#27192 [refactor] Retire DecodeInputBuffers / PrefillInputBuffers in favor of CudaGraphBufferRegistry

原始 PR 作者 ch-wan 合并时间 2026-06-04 11:52 文件变更 7 提交数 5 评论 3 代码增减 +273 / -314

执行摘要

删除 DecodeInputBuffers/PrefillInputBuffers，统一由注册表管理

PR body 指出：“After CudaGraphBufferRegistry landed (#26742), the cuda-graph runners still kept their legacy DecodeInputBuffers / PrefillInputBuffers dataclasses purely as buffer containers — the per-replay fill logic already lives in the registry. This PR retires those two dataclasses so the registry is the single owner of the ForwardBatch-shared, graph-resident input buffers”。

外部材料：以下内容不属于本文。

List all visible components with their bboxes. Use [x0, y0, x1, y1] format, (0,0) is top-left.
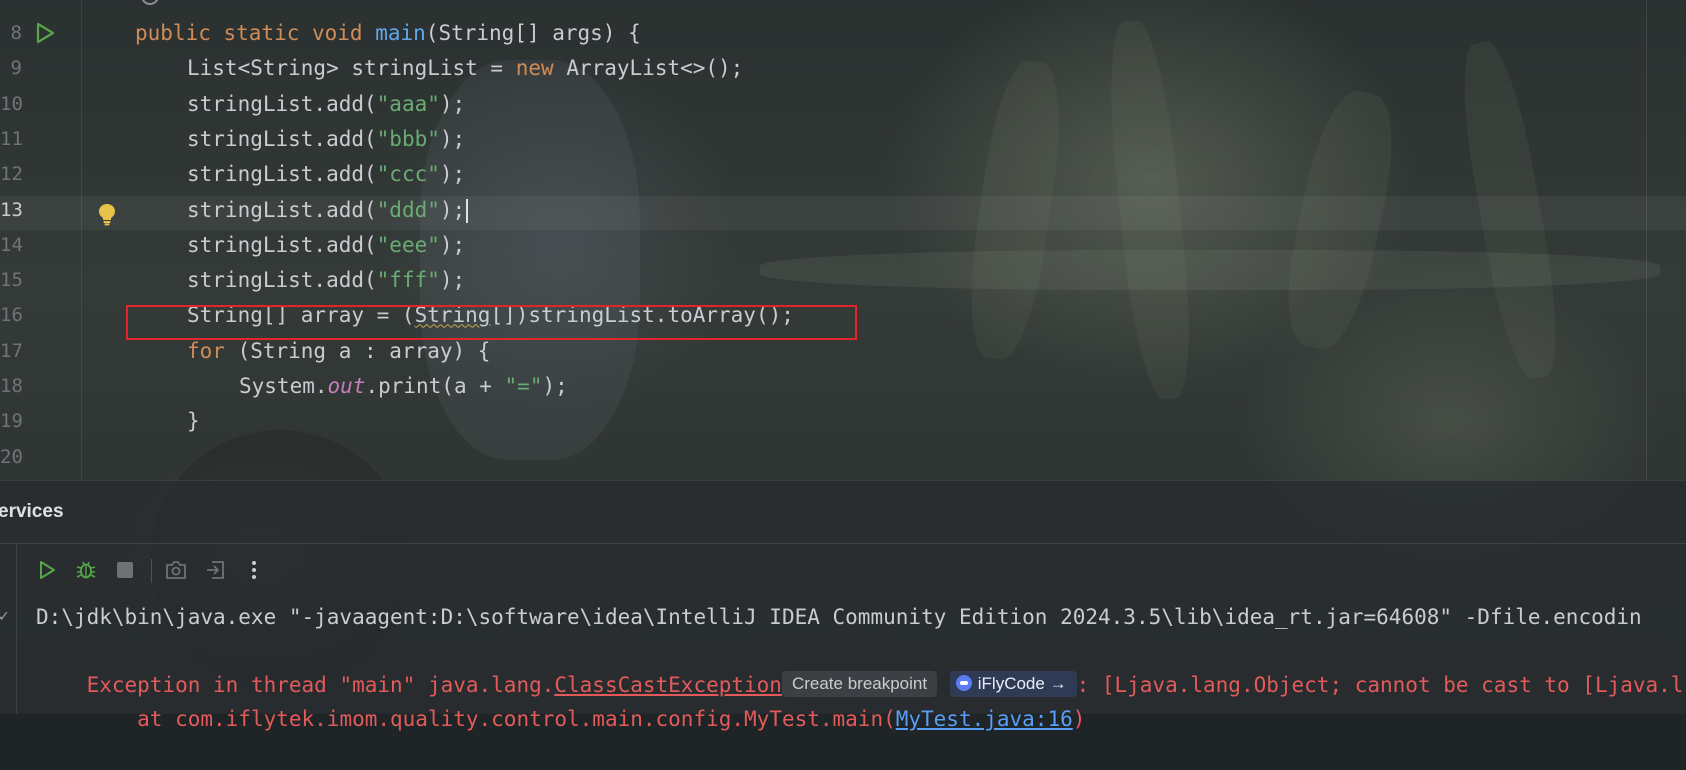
run-icon[interactable]: [34, 557, 60, 583]
toolbar-separator: [151, 559, 152, 583]
tree-chevron-icon[interactable]: ✓: [0, 609, 10, 625]
stack-prefix: at com.iflytek.imom.quality.control.main…: [86, 707, 896, 731]
code-text[interactable]: stringList.add("ccc");: [187, 156, 465, 192]
code-line[interactable]: 18 System.out.print(a + "=");: [0, 368, 1686, 404]
line-number[interactable]: 11: [0, 121, 23, 157]
console-stacktrace-line: at com.iflytek.imom.quality.control.main…: [36, 668, 1085, 770]
code-line[interactable]: 19}: [0, 403, 1686, 439]
code-text[interactable]: List<String> stringList = new ArrayList<…: [187, 50, 743, 86]
code-text[interactable]: System.out.print(a + "=");: [239, 368, 568, 404]
console-command-line: D:\jdk\bin\java.exe "-javaagent:D:\softw…: [36, 605, 1642, 629]
code-text[interactable]: stringList.add("fff");: [187, 262, 465, 298]
code-line[interactable]: 20: [0, 439, 1686, 475]
code-line[interactable]: 10 stringList.add("aaa");: [0, 86, 1686, 122]
copilot-widget-icon[interactable]: [140, 0, 178, 10]
exit-icon[interactable]: [202, 557, 228, 583]
line-number[interactable]: 10: [0, 86, 23, 122]
code-text[interactable]: stringList.add("ddd");: [187, 192, 469, 228]
line-number[interactable]: 12: [0, 156, 23, 192]
divider: [0, 543, 1686, 544]
line-number[interactable]: 20: [0, 439, 23, 475]
code-line[interactable]: 14 stringList.add("eee");: [0, 227, 1686, 263]
code-line[interactable]: 11 stringList.add("bbb");: [0, 121, 1686, 157]
stop-icon[interactable]: [112, 557, 138, 583]
code-text[interactable]: stringList.add("eee");: [187, 227, 465, 263]
tree-panel-border: [16, 543, 17, 714]
line-number[interactable]: 8: [0, 15, 22, 51]
line-number[interactable]: 9: [0, 50, 22, 86]
code-line[interactable]: 8 public static void main(String[] args) …: [0, 15, 1686, 51]
code-line[interactable]: 9 List<String> stringList = new ArrayList…: [0, 50, 1686, 86]
code-text[interactable]: stringList.add("aaa");: [187, 86, 465, 122]
exception-message: : [Ljava.lang.Object; cannot be cast to …: [1076, 673, 1684, 697]
line-number[interactable]: 18: [0, 368, 23, 404]
debug-icon[interactable]: [73, 557, 99, 583]
line-number[interactable]: 19: [0, 403, 23, 439]
code-text[interactable]: public static void main(String[] args) {: [135, 15, 641, 51]
camera-icon[interactable]: [163, 557, 189, 583]
code-text[interactable]: stringList.add("bbb");: [187, 121, 465, 157]
line-number[interactable]: 15: [0, 262, 23, 298]
services-tool-window: ervices ✓ D:\jdk\bin\java.exe "-javaagen…: [0, 480, 1686, 731]
line-number[interactable]: 13: [0, 192, 23, 228]
code-line[interactable]: 15 stringList.add("fff");: [0, 262, 1686, 298]
line-number[interactable]: 14: [0, 227, 23, 263]
code-line[interactable]: 12 stringList.add("ccc");: [0, 156, 1686, 192]
stack-source-link[interactable]: MyTest.java:16: [896, 707, 1073, 731]
tool-window-title[interactable]: ervices: [0, 501, 64, 523]
line-number[interactable]: 17: [0, 333, 23, 369]
more-icon[interactable]: [241, 557, 267, 583]
code-editor[interactable]: 8 public static void main(String[] args) …: [0, 0, 1686, 480]
annotation-highlight-box: [126, 305, 857, 340]
code-line[interactable]: 13 stringList.add("ddd");: [0, 192, 1686, 228]
code-text[interactable]: }: [187, 403, 200, 439]
stack-suffix: ): [1072, 707, 1086, 731]
line-number[interactable]: 16: [0, 297, 23, 333]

建议所有参与 CUDA Graph 相关开发的工程师精读此 PR，特别是 share_input_buffers_in 的设计和注册表 source= 参数的使用模式。本 PR 是渐进式重构的范例，展示了如何在保持行为不变的前提下逐步淘汰遗留抽象。

讨论亮点

本 PR 的 review 评论数为 0，主要讨论集中在作者的 CI 状态评论。作者确认 CI 测试通过（green），并触发了标签重新运行。虽无公开争议，但从提交历史可见作者进行了 5 次迭代，包括文档补充、两个阶段的删除 refactor、样式修剪等，体现了对代码整洁的追求。

实现拆解

步骤 1：删除 DecodeInputBuffers（`cuda_graph_runner.py`）

移除 DecodeInputBuffers dataclass（继承自 ForwardInputBuffers），包括其 create classmethod 和 populate_from_forward_batch 方法。
新增模块级函数 _allocate_decode_buffers()，返回一个包含相同张量字段的 SimpleNamespace。
build_replay_fb_view 的 buffers 形参从 DecodeInputBuffers 类型改为无类型标注（实际接收命名空间）。
_dummy_run 改为调用 _allocate_decode_buffers 获取缓冲区。

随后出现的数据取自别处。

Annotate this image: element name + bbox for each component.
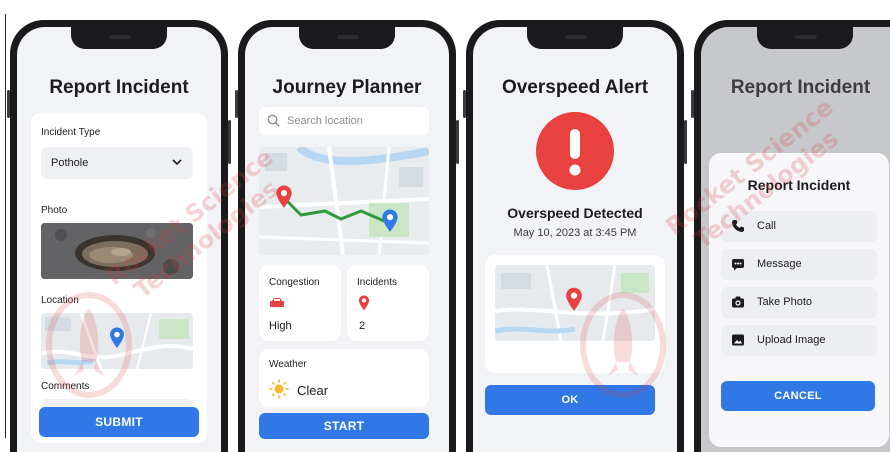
origin-pin-icon — [276, 185, 292, 208]
search-input[interactable]: Search location — [259, 107, 429, 135]
photo-label: Photo — [41, 205, 68, 216]
overspeed-map-card — [485, 255, 665, 373]
phone-notch — [299, 27, 395, 49]
phone-report-incident: Report Incident Incident Type Pothole Ph… — [7, 20, 231, 452]
option-label: Message — [757, 258, 802, 270]
search-icon — [267, 114, 280, 130]
report-menu-screen: Report Incident Report Incident Call Mes… — [701, 27, 890, 452]
option-take-photo[interactable]: Take Photo — [721, 287, 877, 318]
incidents-value: 2 — [359, 320, 366, 332]
location-pin-icon — [110, 327, 124, 348]
chevron-down-icon — [171, 155, 183, 172]
incident-type-label: Incident Type — [41, 127, 101, 138]
incidents-card: Incidents 2 — [347, 265, 429, 341]
option-call[interactable]: Call — [721, 211, 877, 242]
congestion-label: Congestion — [269, 277, 320, 288]
report-options-sheet: Report Incident Call Message Take Photo — [709, 153, 889, 447]
incident-type-select[interactable]: Pothole — [41, 147, 193, 179]
sun-icon — [269, 379, 289, 399]
location-map[interactable] — [41, 313, 193, 369]
planner-screen: Journey Planner Search location Congesti… — [245, 27, 449, 452]
incident-pin-icon — [358, 295, 370, 311]
report-screen: Report Incident Incident Type Pothole Ph… — [17, 27, 221, 452]
camera-icon — [731, 295, 745, 312]
option-message[interactable]: Message — [721, 249, 877, 280]
weather-label: Weather — [269, 359, 307, 370]
congestion-value: High — [269, 320, 292, 332]
page-edge-line — [5, 14, 6, 438]
weather-card: Weather Clear — [259, 349, 429, 407]
submit-button[interactable]: SUBMIT — [39, 407, 199, 437]
page-title: Overspeed Alert — [501, 77, 649, 98]
phone-report-menu: Report Incident Report Incident Call Mes… — [691, 20, 890, 452]
phone-overspeed-alert: Overspeed Alert Overspeed Detected May 1… — [463, 20, 687, 452]
cancel-button[interactable]: CANCEL — [721, 381, 875, 411]
search-placeholder: Search location — [287, 115, 363, 127]
overspeed-pin-icon — [566, 287, 582, 311]
overspeed-heading: Overspeed Detected — [507, 205, 643, 221]
alert-icon — [536, 112, 614, 190]
start-button[interactable]: START — [259, 413, 429, 439]
page-title: Journey Planner — [272, 77, 422, 98]
weather-value: Clear — [297, 383, 329, 398]
comments-label: Comments — [41, 381, 90, 392]
image-icon — [731, 333, 745, 350]
option-upload-image[interactable]: Upload Image — [721, 325, 877, 356]
route-map[interactable] — [259, 147, 429, 255]
phone-notch — [71, 27, 167, 49]
overspeed-map[interactable] — [495, 265, 655, 341]
option-label: Upload Image — [757, 334, 826, 346]
incident-type-value: Pothole — [51, 157, 89, 169]
overspeed-datetime: May 10, 2023 at 3:45 PM — [513, 227, 637, 239]
pothole-photo[interactable] — [41, 223, 193, 279]
option-label: Take Photo — [757, 296, 813, 308]
congestion-card: Congestion High — [259, 265, 341, 341]
destination-pin-icon — [382, 209, 398, 232]
page-title: Report Incident — [49, 77, 189, 98]
phone-notch — [527, 27, 623, 49]
phone-journey-planner: Journey Planner Search location Congesti… — [235, 20, 459, 452]
sheet-title: Report Incident — [747, 177, 851, 193]
location-label: Location — [41, 295, 79, 306]
message-icon — [731, 257, 745, 274]
phone-notch — [757, 27, 853, 49]
incidents-label: Incidents — [357, 277, 398, 288]
overspeed-screen: Overspeed Alert Overspeed Detected May 1… — [473, 27, 677, 452]
report-form-card: Incident Type Pothole Photo Location Com… — [31, 113, 207, 443]
car-icon — [270, 298, 284, 307]
option-label: Call — [757, 220, 776, 232]
phone-icon — [731, 219, 745, 236]
ok-button[interactable]: OK — [485, 385, 655, 415]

步骤 2：删除 PrefillInputBuffers（`piecewise_cuda_graph_runner.py` & `breakable_cuda_graph_runner.py`）

移除 PrefillInputBuffers dataclass（继承自 ForwardInputBuffers）。
两个运行器的 _init_buffers 不再手动构造 PrefillInputBuffers 实例，而是直接调用 build_prefill_registry(source=None, share_pool=not is_npu())，由注册表自行分配和共享缓冲区。
移除了对 ForwardInputBuffers 的导入。

步骤 3：提取统一的缓冲区池化入口（`input_buffers.py`）

新增函数 share_input_buffers_in(obj)，遍历任意对象（dataclass 或 SimpleNamespace）的属性，将其中的 torch.Tensor 通过进程级池 share_input_buffer 进行别名共享。
该函数同时处理嵌套的 dict 和 dataclass 字段（如 pp_proxy_tensors、ngram_embedding_info）。
为 share_input_buffer 补充文档，说明池的作用域和跨运行器共享的安全性。

步骤 4：更新注册表文档与注释（`cuda_graph_buffer_registry.py`）

build_decode_registry 和 build_prefill_registry 的 docstring 更新，移除对已删除 dataclass 的引用，明确 source= 与 source=None 的语义。
注明 extract_buffer 当前未启用，不能替代 build_replay_fb_view。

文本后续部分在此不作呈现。